Fade in
The camera pans across a dark room; an unmade bed comes into view. The scene shifts downward and shows a crumpled figure, a woman, lying on the floor. Dead or sleeping? The dark puddle beside her offers a clue. The camera reveals a smaller figure (a child?) lying nearby, also apparently lifeless. In the corner, sitting in a chair, a bright light from behind illuminates a man… his head is propped up by one hand, the other holds a gun.
This man has just killed his family because his Internet start up has failed and ruined them financially. The company failed because it could not get enough precious bandwidth – because of (dramatic music wells) NET NEUTRALITY.

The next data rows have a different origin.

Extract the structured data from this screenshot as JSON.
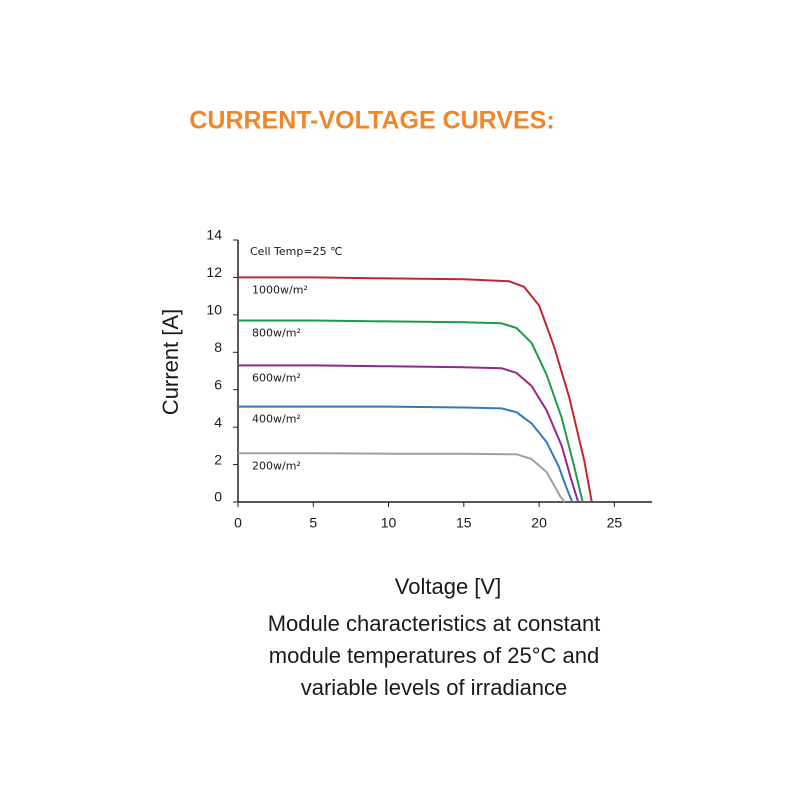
{
  "chart_data": {
    "type": "line",
    "title": "CURRENT-VOLTAGE  CURVES:",
    "annotation": "Cell Temp=25 ℃",
    "y_label": "Current [A]",
    "x_label": "Voltage [V]",
    "caption": [
      "Module characteristics at constant",
      "module temperatures of 25°C and",
      "variable levels of irradiance"
    ],
    "xlim": [
      0,
      27.5
    ],
    "ylim": [
      0,
      14
    ],
    "xticks": [
      0,
      5,
      10,
      15,
      20,
      25
    ],
    "yticks": [
      0,
      2,
      4,
      6,
      8,
      10,
      12,
      14
    ],
    "series": [
      {
        "name": "1000w/m²",
        "color": "#c0272d",
        "x": [
          0,
          5,
          10,
          15,
          18,
          19,
          20,
          21,
          22,
          23,
          23.5
        ],
        "values": [
          12.0,
          12.0,
          11.95,
          11.9,
          11.8,
          11.5,
          10.5,
          8.3,
          5.6,
          2.2,
          0
        ]
      },
      {
        "name": "800w/m²",
        "color": "#1f9a4a",
        "x": [
          0,
          5,
          10,
          15,
          17.5,
          18.5,
          19.5,
          20.5,
          21.5,
          22.3,
          22.9
        ],
        "values": [
          9.7,
          9.7,
          9.65,
          9.6,
          9.55,
          9.3,
          8.5,
          6.8,
          4.5,
          2.0,
          0
        ]
      },
      {
        "name": "600w/m²",
        "color": "#93278f",
        "x": [
          0,
          5,
          10,
          15,
          17.5,
          18.5,
          19.5,
          20.5,
          21.5,
          22.1,
          22.6
        ],
        "values": [
          7.3,
          7.3,
          7.25,
          7.2,
          7.15,
          6.9,
          6.2,
          4.9,
          3.0,
          1.3,
          0
        ]
      },
      {
        "name": "400w/m²",
        "color": "#2e7bbf",
        "x": [
          0,
          5,
          10,
          15,
          17.5,
          18.5,
          19.5,
          20.5,
          21.3,
          21.8,
          22.2
        ],
        "values": [
          5.1,
          5.1,
          5.1,
          5.05,
          5.0,
          4.8,
          4.2,
          3.2,
          1.9,
          0.8,
          0
        ]
      },
      {
        "name": "200w/m²",
        "color": "#a0a0a0",
        "x": [
          0,
          5,
          10,
          15,
          18.5,
          19.5,
          20.5,
          21.0,
          21.4,
          21.7
        ],
        "values": [
          2.6,
          2.6,
          2.58,
          2.58,
          2.55,
          2.3,
          1.6,
          0.9,
          0.3,
          0
        ]
      }
    ]
  }
}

OK I won't quit my day job, I am not angling for a screenwriting gig. I just thought this vignette could introduce a topic I read about in the NY Times. As the article reports:
The Harmony Institute wants to change your mind — at the movies.
In the last few weeks, a little-noticed nonprofit with big ideas about
the persuasive power of movies and television shows quietly began an
initiative aimed at getting filmmakers and others to use the insights
and techniques of behavioral psychology in delivering social and
political messages through their work.
It cites movies like "China Syndrome" and (much more recently) "The Day After Tomorrow" as examples of movies that helped influence public opinion on important issues (nuclear meltdown and global warming perils, respectively). The article continues:
So far, the group has not done much, except to organize its own thinking
and to issue a recent report, with backing from the Pacific Foundation
and the advocacy group Free Press, called “FTW! Net Neutrality for the
Win: How to Use Entertainment and the Science of Influence to Save Your
Internet.”
The report suggests, mundanely enough, that people can be persuaded to
support net
neutrality if they see story lines about children who fall behind
in school because they lack access to the Web, or about small-business
owners who “risk financial ruin” when they cannot reach customers
because a site is blocked or slowed down.
Mr. Johnson said the institute focused first on net neutrality mostly
because it had interested backers in Free Press and the Pacific
Foundation, though he also finds the issue to be both important and
little understood. But the report also promises a sophisticated attempt
to change attitudes on a range of issues … by using applied behavioral science.